Research Project: Sustainable Small Farm and Organic Grass and Forage Production Systems for Livestock and Agroforestry

Location: Dale Bumpers Small Farms Research Center

Title: Inbreeding and effective population size of United States Katahdin sheep

Author
item BECKER, GABRIELLE - University Of Idaho
item Burke, Joan
item LEWIS, RON - University Of Nebraska
item MILLER, JAMES - Louisiana State University
item MORGAN, JAMES - Round Mountain Consulting
item Rosen, Benjamin - Ben
item Van Tassell, Curtis - Curt
item NOTTER, DAVID - Virginia Tech
item MURDOCH, BRENDA - University Of Idaho

Submitted to: World Congress of Genetics Applied in Livestock Production
Publication Type: Proceedings
Publication Acceptance Date: 3/1/2022
Publication Date: N/A
Citation: N/A

Interpretive Summary: Katahdin sheep are a composite hair breed reared for meat production and known for parasite resistance traits. It is important to understand heterozygosity, inbreeding and effective population size in a study population which tell us about genetic diversity, potential introduction of mistakes in genes which could affect economic traits such as growth and reproduction. Scientists from Agricultural Research Service - Booneville, AR, University of Idaho, University of Nebraska-Lincoln, and Round Mountain Katahdin, AR, genotyped a population of sheep from 23 flocks in the U.S. which represented nearly 5,000 animals to determine that mean inbreeding of Katahdin sheep was lower than that reported for other sheep breeds, mean heterozygosity was greater and effective population size was intermediate to estimates for other breeds. This information is important to sheep producers, geneticists, breeders, and scientists to understand diversity of genetics in sheep populations and make decisions about future breeding and selection.

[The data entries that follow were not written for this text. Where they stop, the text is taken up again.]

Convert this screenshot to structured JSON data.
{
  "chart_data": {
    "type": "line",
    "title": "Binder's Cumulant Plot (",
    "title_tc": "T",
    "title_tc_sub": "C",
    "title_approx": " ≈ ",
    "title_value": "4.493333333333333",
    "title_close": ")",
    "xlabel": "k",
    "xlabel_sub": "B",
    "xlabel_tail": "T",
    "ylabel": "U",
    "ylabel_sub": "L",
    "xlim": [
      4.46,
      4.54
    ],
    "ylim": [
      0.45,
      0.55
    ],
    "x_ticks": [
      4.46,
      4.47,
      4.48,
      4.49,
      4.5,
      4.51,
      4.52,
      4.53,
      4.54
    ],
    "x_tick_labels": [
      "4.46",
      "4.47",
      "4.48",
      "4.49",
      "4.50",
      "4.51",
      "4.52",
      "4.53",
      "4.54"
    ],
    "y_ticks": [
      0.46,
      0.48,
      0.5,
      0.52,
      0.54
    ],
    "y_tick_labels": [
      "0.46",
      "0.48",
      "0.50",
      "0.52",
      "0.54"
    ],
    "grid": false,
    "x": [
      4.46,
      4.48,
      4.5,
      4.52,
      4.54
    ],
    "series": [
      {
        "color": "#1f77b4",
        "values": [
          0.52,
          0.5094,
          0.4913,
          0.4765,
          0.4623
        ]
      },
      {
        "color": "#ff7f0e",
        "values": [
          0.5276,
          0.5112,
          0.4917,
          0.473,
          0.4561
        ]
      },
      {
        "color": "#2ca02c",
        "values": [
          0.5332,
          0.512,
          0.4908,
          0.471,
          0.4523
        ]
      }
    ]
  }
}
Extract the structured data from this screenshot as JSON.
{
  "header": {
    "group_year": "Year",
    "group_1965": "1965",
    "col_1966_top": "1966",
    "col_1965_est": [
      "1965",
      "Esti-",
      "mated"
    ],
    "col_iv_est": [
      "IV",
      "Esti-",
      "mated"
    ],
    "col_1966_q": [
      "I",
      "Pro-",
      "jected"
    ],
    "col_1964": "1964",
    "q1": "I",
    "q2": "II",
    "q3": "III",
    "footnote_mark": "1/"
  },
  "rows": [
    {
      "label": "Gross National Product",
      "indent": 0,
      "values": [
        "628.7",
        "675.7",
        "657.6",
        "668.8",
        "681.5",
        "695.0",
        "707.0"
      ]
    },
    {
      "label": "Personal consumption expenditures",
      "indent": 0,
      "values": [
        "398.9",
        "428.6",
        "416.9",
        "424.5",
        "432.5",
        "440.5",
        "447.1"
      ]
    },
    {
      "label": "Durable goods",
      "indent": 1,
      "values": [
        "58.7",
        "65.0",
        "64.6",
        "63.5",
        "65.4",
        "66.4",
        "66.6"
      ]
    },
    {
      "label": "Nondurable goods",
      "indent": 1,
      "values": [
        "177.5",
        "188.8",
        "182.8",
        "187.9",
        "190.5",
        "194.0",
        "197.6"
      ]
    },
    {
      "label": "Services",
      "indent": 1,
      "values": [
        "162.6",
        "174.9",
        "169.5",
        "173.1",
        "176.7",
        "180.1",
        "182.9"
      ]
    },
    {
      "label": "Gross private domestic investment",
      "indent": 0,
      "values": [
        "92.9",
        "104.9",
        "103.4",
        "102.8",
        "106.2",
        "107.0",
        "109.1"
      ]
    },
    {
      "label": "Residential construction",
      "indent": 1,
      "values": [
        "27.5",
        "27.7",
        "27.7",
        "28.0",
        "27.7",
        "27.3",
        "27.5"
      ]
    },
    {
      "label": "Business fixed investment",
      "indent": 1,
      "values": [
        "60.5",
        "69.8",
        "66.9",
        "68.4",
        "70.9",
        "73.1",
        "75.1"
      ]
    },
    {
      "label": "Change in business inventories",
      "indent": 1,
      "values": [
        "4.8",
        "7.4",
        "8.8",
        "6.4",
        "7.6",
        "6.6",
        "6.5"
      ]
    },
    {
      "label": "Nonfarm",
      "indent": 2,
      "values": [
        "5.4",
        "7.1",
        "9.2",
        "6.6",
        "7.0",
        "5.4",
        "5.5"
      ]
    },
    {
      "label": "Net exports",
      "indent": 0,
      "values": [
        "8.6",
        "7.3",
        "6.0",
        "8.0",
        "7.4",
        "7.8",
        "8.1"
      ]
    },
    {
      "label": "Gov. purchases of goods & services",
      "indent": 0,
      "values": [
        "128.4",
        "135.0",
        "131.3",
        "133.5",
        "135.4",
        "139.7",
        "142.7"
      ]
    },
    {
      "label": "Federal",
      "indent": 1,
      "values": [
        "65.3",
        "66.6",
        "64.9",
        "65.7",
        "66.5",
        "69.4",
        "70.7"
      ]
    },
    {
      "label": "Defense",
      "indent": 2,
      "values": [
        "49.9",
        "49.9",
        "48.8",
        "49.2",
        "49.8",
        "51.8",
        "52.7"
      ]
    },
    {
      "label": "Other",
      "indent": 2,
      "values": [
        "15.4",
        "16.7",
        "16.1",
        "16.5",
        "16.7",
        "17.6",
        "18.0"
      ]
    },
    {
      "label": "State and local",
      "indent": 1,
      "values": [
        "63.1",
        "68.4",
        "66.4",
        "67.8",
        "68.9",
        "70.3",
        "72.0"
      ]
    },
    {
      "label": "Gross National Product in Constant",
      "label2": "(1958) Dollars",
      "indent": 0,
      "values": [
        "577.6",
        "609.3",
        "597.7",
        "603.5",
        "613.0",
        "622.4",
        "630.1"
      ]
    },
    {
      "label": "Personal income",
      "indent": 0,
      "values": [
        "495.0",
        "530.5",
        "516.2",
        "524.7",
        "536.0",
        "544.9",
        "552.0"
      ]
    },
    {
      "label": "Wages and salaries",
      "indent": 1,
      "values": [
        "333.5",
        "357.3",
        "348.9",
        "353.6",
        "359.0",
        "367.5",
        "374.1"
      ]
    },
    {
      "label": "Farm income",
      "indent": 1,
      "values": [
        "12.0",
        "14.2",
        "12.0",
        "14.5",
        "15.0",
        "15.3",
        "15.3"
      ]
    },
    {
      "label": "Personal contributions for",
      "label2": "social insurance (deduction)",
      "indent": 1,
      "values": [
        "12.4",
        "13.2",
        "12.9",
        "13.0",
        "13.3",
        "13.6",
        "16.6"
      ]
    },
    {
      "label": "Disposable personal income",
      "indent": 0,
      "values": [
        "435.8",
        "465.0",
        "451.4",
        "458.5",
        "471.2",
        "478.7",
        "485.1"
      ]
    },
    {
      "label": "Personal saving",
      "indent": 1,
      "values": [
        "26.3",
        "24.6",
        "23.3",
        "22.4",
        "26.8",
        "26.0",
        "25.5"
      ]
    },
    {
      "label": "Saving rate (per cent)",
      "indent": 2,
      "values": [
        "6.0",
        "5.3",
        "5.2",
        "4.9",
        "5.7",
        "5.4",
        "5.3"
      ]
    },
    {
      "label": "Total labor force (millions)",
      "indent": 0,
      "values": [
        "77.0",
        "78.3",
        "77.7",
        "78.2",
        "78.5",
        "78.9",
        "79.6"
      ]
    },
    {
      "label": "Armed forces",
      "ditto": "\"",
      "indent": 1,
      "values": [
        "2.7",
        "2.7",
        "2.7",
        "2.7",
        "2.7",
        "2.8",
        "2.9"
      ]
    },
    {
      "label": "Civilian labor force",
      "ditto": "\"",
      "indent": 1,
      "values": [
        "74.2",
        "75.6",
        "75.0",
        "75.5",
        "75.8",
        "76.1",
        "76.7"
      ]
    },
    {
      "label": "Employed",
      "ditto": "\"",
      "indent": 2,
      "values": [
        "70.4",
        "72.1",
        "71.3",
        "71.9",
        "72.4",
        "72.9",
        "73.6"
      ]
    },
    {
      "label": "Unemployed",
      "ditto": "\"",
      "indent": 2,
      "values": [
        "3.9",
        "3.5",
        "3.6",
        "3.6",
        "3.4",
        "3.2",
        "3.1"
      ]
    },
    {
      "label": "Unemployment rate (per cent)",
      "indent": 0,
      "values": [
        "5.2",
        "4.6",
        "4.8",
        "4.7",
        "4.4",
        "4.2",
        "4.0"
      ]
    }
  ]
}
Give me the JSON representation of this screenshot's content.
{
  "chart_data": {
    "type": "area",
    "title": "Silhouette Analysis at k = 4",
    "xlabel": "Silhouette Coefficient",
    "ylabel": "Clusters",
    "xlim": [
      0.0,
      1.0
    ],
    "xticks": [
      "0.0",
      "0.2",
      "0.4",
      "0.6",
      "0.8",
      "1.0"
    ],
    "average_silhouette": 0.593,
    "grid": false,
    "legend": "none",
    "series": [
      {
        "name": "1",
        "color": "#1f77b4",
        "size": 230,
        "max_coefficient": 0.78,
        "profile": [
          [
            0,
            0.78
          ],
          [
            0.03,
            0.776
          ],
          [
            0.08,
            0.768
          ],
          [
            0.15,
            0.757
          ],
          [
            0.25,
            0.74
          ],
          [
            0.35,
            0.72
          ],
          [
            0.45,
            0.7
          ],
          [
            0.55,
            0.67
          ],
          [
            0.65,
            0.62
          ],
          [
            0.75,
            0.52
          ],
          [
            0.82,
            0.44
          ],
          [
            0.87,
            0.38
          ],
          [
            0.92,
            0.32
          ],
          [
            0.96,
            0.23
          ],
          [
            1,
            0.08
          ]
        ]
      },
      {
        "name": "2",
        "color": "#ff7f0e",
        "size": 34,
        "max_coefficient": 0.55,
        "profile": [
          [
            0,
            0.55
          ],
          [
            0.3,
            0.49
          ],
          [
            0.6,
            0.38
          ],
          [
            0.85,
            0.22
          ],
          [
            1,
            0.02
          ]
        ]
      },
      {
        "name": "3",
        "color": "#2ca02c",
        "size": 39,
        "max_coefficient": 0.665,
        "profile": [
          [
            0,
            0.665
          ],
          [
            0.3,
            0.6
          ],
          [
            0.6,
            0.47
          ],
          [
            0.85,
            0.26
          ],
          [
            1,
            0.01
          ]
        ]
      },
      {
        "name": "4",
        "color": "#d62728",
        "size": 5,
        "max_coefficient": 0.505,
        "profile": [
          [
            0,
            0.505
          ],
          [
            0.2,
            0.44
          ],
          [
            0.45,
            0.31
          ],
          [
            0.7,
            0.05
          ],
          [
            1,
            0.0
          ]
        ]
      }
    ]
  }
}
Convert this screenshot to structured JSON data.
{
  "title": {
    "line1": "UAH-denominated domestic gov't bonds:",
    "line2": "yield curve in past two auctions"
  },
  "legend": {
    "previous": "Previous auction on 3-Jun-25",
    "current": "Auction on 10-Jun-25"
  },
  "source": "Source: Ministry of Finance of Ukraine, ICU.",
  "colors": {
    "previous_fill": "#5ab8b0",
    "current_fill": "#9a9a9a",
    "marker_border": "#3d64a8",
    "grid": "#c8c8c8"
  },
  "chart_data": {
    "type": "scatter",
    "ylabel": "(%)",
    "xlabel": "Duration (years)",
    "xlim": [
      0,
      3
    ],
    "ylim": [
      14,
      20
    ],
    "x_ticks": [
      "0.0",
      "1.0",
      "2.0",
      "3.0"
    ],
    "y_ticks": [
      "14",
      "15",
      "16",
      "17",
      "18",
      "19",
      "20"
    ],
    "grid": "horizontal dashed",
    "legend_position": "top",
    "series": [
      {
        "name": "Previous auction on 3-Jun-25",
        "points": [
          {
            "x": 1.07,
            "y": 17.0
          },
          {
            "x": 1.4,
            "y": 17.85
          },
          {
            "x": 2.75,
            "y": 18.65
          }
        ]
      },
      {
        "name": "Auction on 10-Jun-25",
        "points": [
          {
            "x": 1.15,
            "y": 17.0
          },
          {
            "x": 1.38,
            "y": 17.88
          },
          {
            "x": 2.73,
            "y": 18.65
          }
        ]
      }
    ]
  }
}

Technical Abstract: Katahdin sheep are a composite hair breed reared for meat production and known for parasite resistance traits. The aim of this study was to calculate observed heterozygosity (HetO), inbreeding coefficients and effective population size (Ne) in a study population representing 23 U.S. flocks (N = 4,884 sheep) with 50K genotype data. In the U.S. Katahdin, mean HetO was 0.37 and mean inbreeding coefficient (Fhat2) was 0.01. Inbreeding coefficient estimates were statistically different (Kruskal-Wallis P-value < 2.2e-16) between flocks. The Ne of the study population examined was N = 172 at 13 generations ago, with average linkage disequilibrium r2 of 0.04 for the generation. Maintaining genetic diversity relies upon maximizing Ne and minimizing inbreeding within a population. The current study found that mean inbreeding of Katahdin sheep was lower than published for other sheep breeds, mean HetO was greater and Ne was intermediate to estimates for other breeds.